Given the relatively low proportion of the sample in the clinical or borderline range, the rates of clinically significant change should be treated with caution. Nevertheless, a notable finding is that there is a tendency for parent-report and self-report to show a discrepancy at first, with self-report scores indicating a higher rate of clinically significant change after 12 months (around 25-45%). However, this discrepancy reduces over time so that at the later measurement points, self-report and parent-report rates of clinically significant change converge at zero, with the exception of CBCL externalising which shows 20% (1/5) moved to the normal range at 36 months. CAMHS services typically see rates of clinically significant change around 50% (Gibbons et al., 2021) and therefore the rates seen in the GIDS sample are comparatively low, particularly given the rates mostly fall to zero over a prolonged period (3 years).

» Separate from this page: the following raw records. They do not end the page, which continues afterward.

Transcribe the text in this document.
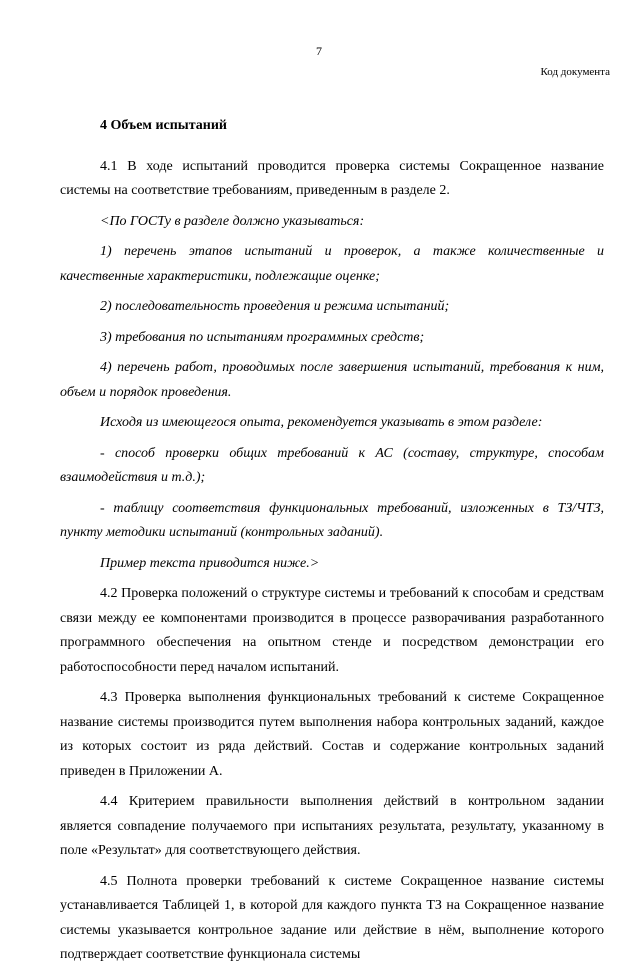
7
Код документа
4 Объем испытаний

4.1 В ходе испытаний проводится проверка системы Сокращенное название системы на соответствие требованиям, приведенным в разделе 2.

<По ГОСТу в разделе должно указываться:

1) перечень этапов испытаний и проверок, а также количественные и качественные характеристики, подлежащие оценке;

2) последовательность проведения и режима испытаний;

3) требования по испытаниям программных средств;

4) перечень работ, проводимых после завершения испытаний, требования к ним, объем и порядок проведения.

Исходя из имеющегося опыта, рекомендуется указывать в этом разделе:

- способ проверки общих требований к АС (составу, структуре, способам взаимодействия и т.д.);

- таблицу соответствия функциональных требований, изложенных в ТЗ/ЧТЗ, пункту методики испытаний (контрольных заданий).

Пример текста приводится ниже.>

4.2 Проверка положений о структуре системы и требований к способам и средствам связи между ее компонентами производится в процессе разворачивания разработанного программного обеспечения на опытном стенде и посредством демонстрации его работоспособности перед началом испытаний.

4.3 Проверка выполнения функциональных требований к системе Сокращенное название системы производится путем выполнения набора контрольных заданий, каждое из которых состоит из ряда действий. Состав и содержание контрольных заданий приведен в Приложении А.

4.4 Критерием правильности выполнения действий в контрольном задании является совпадение получаемого при испытаниях результата, результату, указанному в поле «Результат» для соответствующего действия.

4.5 Полнота проверки требований к системе Сокращенное название системы устанавливается Таблицей 1, в которой для каждого пункта ТЗ на Сокращенное название системы указывается контрольное задание или действие в нём, выполнение которого подтверждает соответствие функционала системы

Using the reliable and clinically significant change approach to analysis of clinical study data provides an opportunity for research teams in this field to conduct fuller analysis of their data to ascertain whether there are any variables which might predict which children with GD are most likely to benefit psychologically and which are most likely to deteriorate, rather than considering the group as uniform in likely response to treatment. Statistical significance testing relies on minimum sample sizes which have been difficult to obtain in this field to date. This complementary analytic approach allows us to look at how a treatment is performing in terms of the percentage of patients improving, deteriorating and showing clinically significant change. It is possible, using this approach, to look at patterns, such as who is benefitting and who is not. For example, the approach could be used to look more closely at biological sex in order to say, for example, that “x% of biological boys improved”; “x% of biological girls deteriorated”; “x% of biological boys experienced side effect A” and so on, which would improve consent processes. Many studies in this field have small sample sizes, limiting statistical testing within groups by sex. Using analysis of individual change to observe patterns like this would be useful to guide further research, help inform parents and children more clearly, and lead to more individualised, personalised care. The approach could also enable comparisons in the absence of formal control groups which have been considered unethical. For example, it would be possible to analyse routinely collected outcome data for children who do not take up puberty blockers to generate comparable data on Reliable and Clinically Significant Change as a naturalistic control group. We recommend that these approaches be incorporated into new GD services being established in the UK as well as new research studies being designed.
Data Availability
The data underlying the results presented in this study are available from the UK Data Service (DOI: 10.5255/UKDA-SN-854413).
Footnotes
The analyses have been re-run and checked and corrections made to the clinically significant change percentages. These corrections arose by correcting the denominator which is now the number of paired cases in the clinically /borderline range at baseline specific to the time point - rather than the number of paired cases in the clinical/borderline range at baseline altogether. The corrected percentages are very similar to the uncorrected (original) percentages - with the exception of CBCL externalising 36 month figure - which has been commented on in results and discussion.